ATrue, because most real numbers are positive
BFalse, because x could be assigned a negative value
CIt has no truth value in M without specifying a variable assignment for x
DTrue, because ℝ is an ordered field and positivity is well-defined
The formula 'x > 0' contains a free variable x. Free variables do not have truth values in isolation — truth requires either a quantifier binding x or a variable assignment s specifying which element of ℝ the variable x refers to. Under assignment s with s(x) = 3, the formula is true. Under s with s(x) = −5, it is false. The formula is neither 'true in M' nor 'false in M' because it depends on what x refers to. Option A misapplies a probabilistic intuition. Option B correctly identifies that x could be negative but draws the wrong conclusion — the formula isn't false, it's indeterminate without an assignment.

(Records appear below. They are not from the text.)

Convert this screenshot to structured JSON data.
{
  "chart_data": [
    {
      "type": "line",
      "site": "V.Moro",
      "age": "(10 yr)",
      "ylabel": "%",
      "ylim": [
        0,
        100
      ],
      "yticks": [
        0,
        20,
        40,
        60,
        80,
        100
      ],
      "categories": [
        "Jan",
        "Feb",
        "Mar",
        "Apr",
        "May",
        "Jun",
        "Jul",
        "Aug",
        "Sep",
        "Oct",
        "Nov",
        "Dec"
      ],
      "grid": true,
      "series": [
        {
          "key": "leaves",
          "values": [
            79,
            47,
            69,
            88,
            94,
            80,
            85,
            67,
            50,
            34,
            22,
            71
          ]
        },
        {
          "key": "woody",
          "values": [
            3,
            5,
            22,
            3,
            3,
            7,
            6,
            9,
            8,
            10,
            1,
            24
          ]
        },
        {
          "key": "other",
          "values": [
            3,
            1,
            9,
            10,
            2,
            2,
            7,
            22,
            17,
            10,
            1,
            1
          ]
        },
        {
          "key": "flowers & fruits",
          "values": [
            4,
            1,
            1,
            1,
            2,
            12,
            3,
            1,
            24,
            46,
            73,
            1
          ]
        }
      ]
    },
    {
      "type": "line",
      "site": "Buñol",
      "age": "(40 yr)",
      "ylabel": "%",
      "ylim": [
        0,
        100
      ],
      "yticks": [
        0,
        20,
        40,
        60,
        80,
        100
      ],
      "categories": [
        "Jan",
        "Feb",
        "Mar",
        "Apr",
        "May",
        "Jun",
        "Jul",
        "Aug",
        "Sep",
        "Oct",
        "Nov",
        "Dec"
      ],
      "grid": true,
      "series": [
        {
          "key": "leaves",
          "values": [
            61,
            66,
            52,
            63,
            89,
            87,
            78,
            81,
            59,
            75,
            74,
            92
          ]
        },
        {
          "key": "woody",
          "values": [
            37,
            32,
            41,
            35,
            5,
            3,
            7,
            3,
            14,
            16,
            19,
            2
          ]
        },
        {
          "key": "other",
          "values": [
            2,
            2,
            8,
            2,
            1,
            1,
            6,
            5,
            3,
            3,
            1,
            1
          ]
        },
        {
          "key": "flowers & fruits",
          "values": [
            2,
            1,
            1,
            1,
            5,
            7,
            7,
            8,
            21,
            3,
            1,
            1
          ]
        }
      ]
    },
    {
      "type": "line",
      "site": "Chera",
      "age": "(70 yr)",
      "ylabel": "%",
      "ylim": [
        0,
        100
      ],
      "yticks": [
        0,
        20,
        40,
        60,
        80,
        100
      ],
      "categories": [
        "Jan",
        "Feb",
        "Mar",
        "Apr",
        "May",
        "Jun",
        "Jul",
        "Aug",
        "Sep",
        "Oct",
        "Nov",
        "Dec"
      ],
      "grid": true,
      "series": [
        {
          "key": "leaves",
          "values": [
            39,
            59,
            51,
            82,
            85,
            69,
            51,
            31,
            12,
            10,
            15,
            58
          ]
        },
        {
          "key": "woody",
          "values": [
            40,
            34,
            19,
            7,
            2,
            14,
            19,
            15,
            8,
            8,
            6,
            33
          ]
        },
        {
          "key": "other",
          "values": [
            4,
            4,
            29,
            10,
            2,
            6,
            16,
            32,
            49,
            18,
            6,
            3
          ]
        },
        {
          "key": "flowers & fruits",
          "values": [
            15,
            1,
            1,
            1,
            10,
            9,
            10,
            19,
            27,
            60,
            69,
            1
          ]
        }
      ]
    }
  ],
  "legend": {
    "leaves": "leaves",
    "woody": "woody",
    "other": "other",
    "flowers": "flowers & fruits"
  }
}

Question 2 Multiple Choice
The formula ∀x P(x) is evaluated in a structure M with domain D = {1, 2, 3} and P^M = {1, 2}. What is the truth value?
ATrue, because most elements of D satisfy P
BFalse, because element 3 is not in P^M, so P(3) fails
CTrue, because ∀x is a universal quantifier and D is finite
DUndefined, because P is not total over D
∀x P(x) is satisfied in M if and only if P(d) is true for every element d in the domain D. Since D = {1, 2, 3} and P^M = {1, 2}, we must check P(1), P(2), and P(3). P(1) and P(2) are true (1 and 2 are in P^M), but P(3) is false (3 is not in P^M). Because ∀x demands the formula hold for all elements and it fails at 3, the universal statement is false. Option A applies a majority rule that is not the definition of universal quantification. Option C introduces an irrelevant special case about finite domains. Option D is wrong: predicates are total by definition — P^M is a subset of D, so every element either is or is not in P^M.
Question 3 True / False
A closed formula (one with no free variables) has a definite truth value — either true or false — in any given structure, without specifying a variable assignment.
TTrue
FFalse
Answer: True
A closed formula has no free variables; all variables are bound by quantifiers. Since there is nothing left unspecified, the satisfaction relation M ⊨ φ (without mentioning any assignment s) is well-defined. You can evaluate it by tracing through the recursive satisfaction clauses: for each quantifier, check all elements of the domain; for atomic formulas, check whether the tuples are in the predicate extension. The result is a definite true or false. This is why sentences (closed formulas) in first-order logic are the objects that can be true or false 'in a model,' while open formulas with free variables are only satisfied or not satisfied relative to variable assignments.
Question 4 True / False
The truth value of a formula in first-order logic is determined by its syntactic structure alone, without reference to any particular interpretation or variable assignment.
TTrue
FFalse
Answer: False
This confuses syntax with semantics. Syntactic structure determines whether a string is a well-formed formula, but truth values are entirely semantic — they depend on which interpretation is being used. The formula P(a) could be true in one structure (where P^M contains the element assigned to a) and false in another (where it does not). Even a formula like '∀x (x = x)' which is logically valid (true in every interpretation) gets its truth value from the semantic rule that identity is reflexive in every structure — this is a semantic fact, not a syntactic one. In first-order logic, there is no truth without interpretation.
Question 5 Short Answer
Why can't we assign a truth value to a formula with free variables without specifying a variable assignment, and how does this differ from propositional logic?
Think about your answer, then reveal below.
Model answer: In first-order logic, a formula like 'P(x)' contains the free variable x, which acts as a placeholder that could refer to any element of the domain. Without a variable assignment specifying which element x refers to, the formula has no definite meaning — it might be true of some elements and false of others. A variable assignment s maps each free variable to a specific domain element, completing the interpretation and enabling truth evaluation. In propositional logic, this issue doesn't arise: sentence letters like P and Q are already zero-ary (they take no arguments and refer to no objects), so a truth assignment directly gives them a truth value with no further specification needed. First-order logic's expressive power — the ability to quantify over objects and express properties of arbitrary domain elements — is exactly what creates this dependence on variable assignments for open formulas.
The key contrast is between propositional sentence letters (complete bearers of truth values under a truth assignment) and first-order predicate formulas with free variables (incomplete bearers requiring a variable assignment to specify what the variables denote). The answer should explain what free variables are (placeholders), why they create the dependence (they could refer to any domain element), and why propositional logic avoids this (sentence letters have no arguments).